Sandy riverbed shoal under anthropogenic activities: The sandy reach of the Yangtze River, China

Large-scale reservoirs change downstream water and sediment conditions, causing adaptive adjustments in erosion and deposition along the riverbed, ultimately impacting sandbar morphology. This study examined the sandy reaches downstream of the China Three Gorges Project along the Yangtze River for river erosion and siltation, riverbed morphology, beach evolution, and other physical processes over the past 40 years, to explain the evolution of river geomorphology under human activities, such as reservoirs, improvement projects, and sand mining. The Shashi reach is approximately 52 km in length; it is the first sandy riverbed downstream of the China Three Gorges Dam. Analysis of topographic data from 1975 to 2018 showed that decreased sediment from the basin resulted in increased riverbed erosion (93.1%, in low-water channel), with sand mining activities destroying the integrity of the central bar. Simultaneously, total sandbar area decreased, thalwegs deepened, river morphological coefficients decreased, and the riverbed became narrower and deeper.
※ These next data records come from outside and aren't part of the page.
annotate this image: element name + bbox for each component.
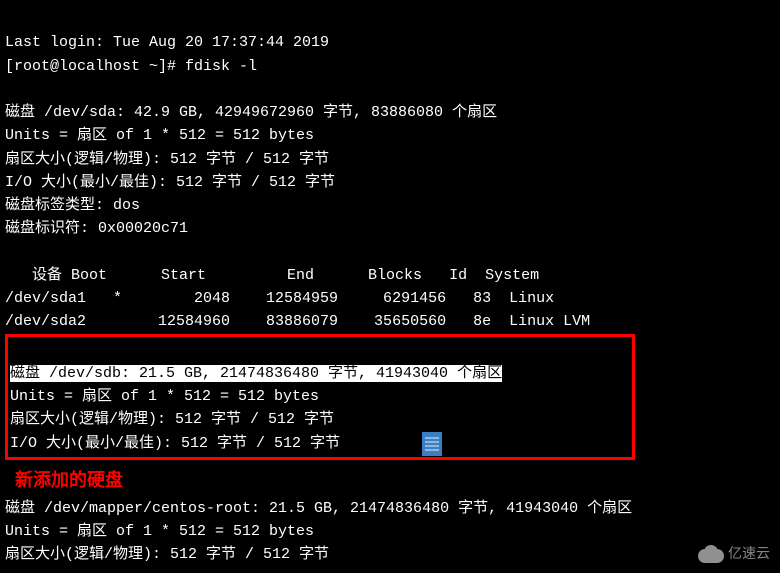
disk-mapper-header: 磁盘 /dev/mapper/centos-root: 21.5 GB, 214… [5, 500, 632, 517]
terminal-output[interactable]: Last login: Tue Aug 20 17:37:44 2019 [ro… [5, 8, 775, 566]
partition-table-header: 设备 Boot Start End Blocks Id System [5, 267, 539, 284]
disk-sdb-io-size: I/O 大小(最小/最佳): 512 字节 / 512 字节 [10, 435, 340, 452]
command-text: fdisk -l [185, 58, 257, 75]
partition-row-sda1: /dev/sda1 * 2048 12584959 6291456 83 Lin… [5, 290, 554, 307]
disk-sda-identifier: 磁盘标识符: 0x00020c71 [5, 220, 188, 237]
shell-prompt: [root@localhost ~]# [5, 58, 185, 75]
highlight-box: 磁盘 /dev/sdb: 21.5 GB, 21474836480 字节, 41… [5, 334, 635, 460]
disk-mapper-sector-size: 扇区大小(逻辑/物理): 512 字节 / 512 字节 [5, 546, 329, 563]
disk-sda-header: 磁盘 /dev/sda: 42.9 GB, 42949672960 字节, 83… [5, 104, 497, 121]
disk-sda-label-type: 磁盘标签类型: dos [5, 197, 140, 214]
text-cursor-icon [422, 432, 442, 456]
disk-sdb-units: Units = 扇区 of 1 * 512 = 512 bytes [10, 388, 319, 405]
watermark: 亿速云 [698, 543, 770, 565]
partition-row-sda2: /dev/sda2 12584960 83886079 35650560 8e … [5, 313, 590, 330]
watermark-text: 亿速云 [728, 543, 770, 565]
last-login-line: Last login: Tue Aug 20 17:37:44 2019 [5, 34, 329, 51]
disk-sda-units: Units = 扇区 of 1 * 512 = 512 bytes [5, 127, 314, 144]
disk-sda-sector-size: 扇区大小(逻辑/物理): 512 字节 / 512 字节 [5, 151, 329, 168]
disk-sdb-sector-size: 扇区大小(逻辑/物理): 512 字节 / 512 字节 [10, 411, 334, 428]
cloud-icon [698, 545, 724, 563]
annotation-new-disk: 新添加的硬盘 [5, 467, 775, 495]
disk-mapper-units: Units = 扇区 of 1 * 512 = 512 bytes [5, 523, 314, 540]
disk-sda-io-size: I/O 大小(最小/最佳): 512 字节 / 512 字节 [5, 174, 335, 191]
disk-sdb-header: 磁盘 /dev/sdb: 21.5 GB, 21474836480 字节, 41… [10, 365, 502, 382]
The erosion and deposition patterns of the Shashi reach beach and channel have changed from "low shoal erosion-high shoal deposition" to "both low and high shoal erosion". Additionally, waterway engineering has changed sandbar boundaries, and impacted the evolution of interactions among beach groups. Under quasi-natural conditions, strong interactions occur in sandbar evolution, such as the development of the Taipingkou Channel Bar (TPKCB), which led to Lalinzhou Point Bar (LLZPB) erosion, tail section widening, as well as Sanbatan (SBT) shrinkage and recession of its eastward edge. Owing to the implementation of waterway engineering, the linkage between the TPKCB and the upper section of the LLZPB weakened. The widening of the lower section of the latter has caused the SBT to shrink further and shift westward. Changes in the morphologies and dynamic axes of upstream beach groups have resulted in a sharp reduction of incoming sediment causing the downstream Jinchengzhou Point Bar (JCZPB) to gradually evolve into a shrunken channel bar.